Lesetips Data Mesh: Beneath the surface

Artikkel av DND DAMA Norway

With the rapid advancement of digitalization needs that the world has experienced the past couple of years, data has risen as the ultimate champion, for organizations to become the leaders of their field and achieve their goals. Data driven and AI enabled are just a couple of examples of the buzzwords that are dominating our everyday life. So, if you are someone either working with or highly interested in data, you have probably heard the term Data Mesh quite frequently, especially the last year.

Data Mesh is, according to its inventor Zhamak Dehghani, an architectural paradigm that aims to challenge the already established data platform concepts of Data Warehouse & Data Lake, and provide a more domain driven approach that is better suited for the fast pace, cloud focused data environment we live in. The four pillars of Data Mesh are a domain-oriented distributed data ownership & architecture, data as a product, self-serve data infrastructure as a platform, and federated computational governance. (Dehghani)


These principles sound very appealing when examined at first, and they are indeed given the right context. However, it is within our human nature, to most often only examine things on the surface and avoid diving to see the whole iceberg that resides beneath. Many organisations are feeling left behind in the data revolution, and they end up being driven by the “fear of missing out” phenomenon. They are overly focused on the newest technology or the newest architectural trend, looking for a quick fix or a silver bullet that will take them to the data driven paradise. Alas, reality is very different from the promises of technology vendors or the benefits of a new type of data architecture.


Even though this article talks about Data Mesh, it is essentially not about Data Mesh. It is about some of the most basic principles of proper Data Management practices. It is about understanding the problem before applying the solution. It is about resisting our innate voice asking for a quick fix that will essentially hide a problem instead of addressing it properly. It is about understanding your needs, assessing your capabilities, working through to a solution and applying it in the best way that fits your goals and general strategy, based on your available resources. It is about “Fit for purpose” in all things in life, Data included.


Data mesh and other distributed architectures are here to address the need to move to a more agile way of working with data and keep up with hugely increasing data volumes and the scaling potential of the cloud platforms. They all carry value and merit analysis for possible use and implementation. What organizations fail to understand, though, is that in terms of managing your data there is no one size fits all. I would argue the exact opposite. Each organization is unique and thus its Data Strategy and Data Management methodology should be as well. It is great for organizations to aspire to reach the data operational excellence of some of the world’s the greatest companies and want to learn from them, but it is equally important to keep a clear perspective of the journey it takes to get there.


Data mesh requires above all a high level of data maturity across all parts of an organization as well as a well-structured and established Data Management framework that aims to be further refined to take the organizations data journey into the next level.

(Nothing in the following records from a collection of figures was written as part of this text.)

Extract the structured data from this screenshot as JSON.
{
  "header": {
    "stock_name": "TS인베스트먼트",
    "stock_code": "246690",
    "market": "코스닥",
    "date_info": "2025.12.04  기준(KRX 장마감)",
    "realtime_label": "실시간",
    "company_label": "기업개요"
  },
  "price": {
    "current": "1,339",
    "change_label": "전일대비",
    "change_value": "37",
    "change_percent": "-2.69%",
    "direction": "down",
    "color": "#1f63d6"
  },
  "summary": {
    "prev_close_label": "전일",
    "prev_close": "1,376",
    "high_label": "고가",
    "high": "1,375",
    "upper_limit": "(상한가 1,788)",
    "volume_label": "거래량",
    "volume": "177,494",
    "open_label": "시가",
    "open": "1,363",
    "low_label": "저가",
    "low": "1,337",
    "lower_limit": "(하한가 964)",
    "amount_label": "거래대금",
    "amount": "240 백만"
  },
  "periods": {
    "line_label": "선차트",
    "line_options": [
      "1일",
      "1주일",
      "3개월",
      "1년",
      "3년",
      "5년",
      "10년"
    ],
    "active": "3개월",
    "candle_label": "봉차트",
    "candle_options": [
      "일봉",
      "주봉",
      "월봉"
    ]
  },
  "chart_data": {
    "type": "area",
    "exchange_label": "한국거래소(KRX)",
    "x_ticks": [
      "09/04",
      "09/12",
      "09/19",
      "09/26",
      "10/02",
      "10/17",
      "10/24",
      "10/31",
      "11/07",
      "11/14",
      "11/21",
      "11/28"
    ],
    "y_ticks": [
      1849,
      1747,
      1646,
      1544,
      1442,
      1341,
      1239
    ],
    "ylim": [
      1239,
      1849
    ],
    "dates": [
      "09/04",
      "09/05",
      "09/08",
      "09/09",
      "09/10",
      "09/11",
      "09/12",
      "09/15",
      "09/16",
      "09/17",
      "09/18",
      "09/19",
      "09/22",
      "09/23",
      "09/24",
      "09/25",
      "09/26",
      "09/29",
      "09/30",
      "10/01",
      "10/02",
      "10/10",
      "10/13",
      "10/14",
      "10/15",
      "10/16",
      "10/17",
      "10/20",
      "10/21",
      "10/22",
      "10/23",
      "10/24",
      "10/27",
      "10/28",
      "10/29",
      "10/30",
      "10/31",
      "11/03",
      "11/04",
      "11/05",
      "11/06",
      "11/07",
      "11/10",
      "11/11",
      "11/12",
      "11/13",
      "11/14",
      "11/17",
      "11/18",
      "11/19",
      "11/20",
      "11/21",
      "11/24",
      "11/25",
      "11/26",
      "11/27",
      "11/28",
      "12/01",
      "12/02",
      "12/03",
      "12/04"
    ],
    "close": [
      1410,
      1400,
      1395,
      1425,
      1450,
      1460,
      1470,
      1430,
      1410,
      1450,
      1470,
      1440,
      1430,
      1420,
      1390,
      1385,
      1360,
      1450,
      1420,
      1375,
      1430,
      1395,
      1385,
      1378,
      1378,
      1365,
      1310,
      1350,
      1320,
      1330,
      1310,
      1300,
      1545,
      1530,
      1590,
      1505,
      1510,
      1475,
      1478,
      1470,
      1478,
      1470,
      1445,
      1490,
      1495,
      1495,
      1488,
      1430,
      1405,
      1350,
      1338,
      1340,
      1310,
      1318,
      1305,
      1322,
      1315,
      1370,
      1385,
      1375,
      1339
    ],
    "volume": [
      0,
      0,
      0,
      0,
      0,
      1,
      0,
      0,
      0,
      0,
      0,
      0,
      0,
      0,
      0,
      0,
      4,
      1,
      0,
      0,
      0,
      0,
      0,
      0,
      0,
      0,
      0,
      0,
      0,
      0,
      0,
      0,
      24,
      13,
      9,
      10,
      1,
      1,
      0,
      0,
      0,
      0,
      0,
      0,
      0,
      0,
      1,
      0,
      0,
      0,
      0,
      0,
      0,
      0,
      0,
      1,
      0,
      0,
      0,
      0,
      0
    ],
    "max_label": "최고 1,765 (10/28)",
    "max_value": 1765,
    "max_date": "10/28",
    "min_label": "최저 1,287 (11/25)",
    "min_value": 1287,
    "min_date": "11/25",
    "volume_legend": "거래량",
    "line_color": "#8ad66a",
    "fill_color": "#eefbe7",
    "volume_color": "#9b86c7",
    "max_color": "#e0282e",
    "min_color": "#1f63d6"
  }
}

Even in such cases, however, it is important to evaluate both the benefits and the disadvantages of moving from a more centralized model to a more distributed one. By moving to a higher agility & flexibility environment, sacrifices need to be made in terms of governance principles. Abandoning governance all together for the sake of speed and agility might seem very appealing at first, but it always carries almost long-term consequences that when they surface, they can expose critical parts of the operational model and require disproportionately high resources to be remediated. Apart from the time and resources needed to remedy these issues, the most important consequence, as well as the most impactful one, that most organizations seem to forget, is the loss of trust to the data itself.

As with most things, the truth often resides somewhere in the middle. No one wishes a heavy moving super-centralized data governance model nowadays, but you need to make sure that you don’t end up with a domain siloed organizational structure either. Both sides will result in a non-optimal Data Management practice. It is therefore very important to find the correct balance between agility and governance, between centralization and distribution, with the organization’s overall strategy as your guide. This is the greatest challenge for all Data Management professionals out there and the reason I find each client’s case unique.

The bottom line is that Data Management is extremely beneficial for your organisation, and vital if you want to use Data as a strategic asset and wish to excel in areas like Machine Learning or Artificial Intelligence. However, in order to reap the benefits, a long and arduous journey awaits. There are no shortcuts or easy quick way to do this, and it is not a single project but an integral part of the organizations every day function throughout its lifecycle. I believe our mission as Data professionals is to more to guide organizations into navigating through these waters as they embark on this long journey.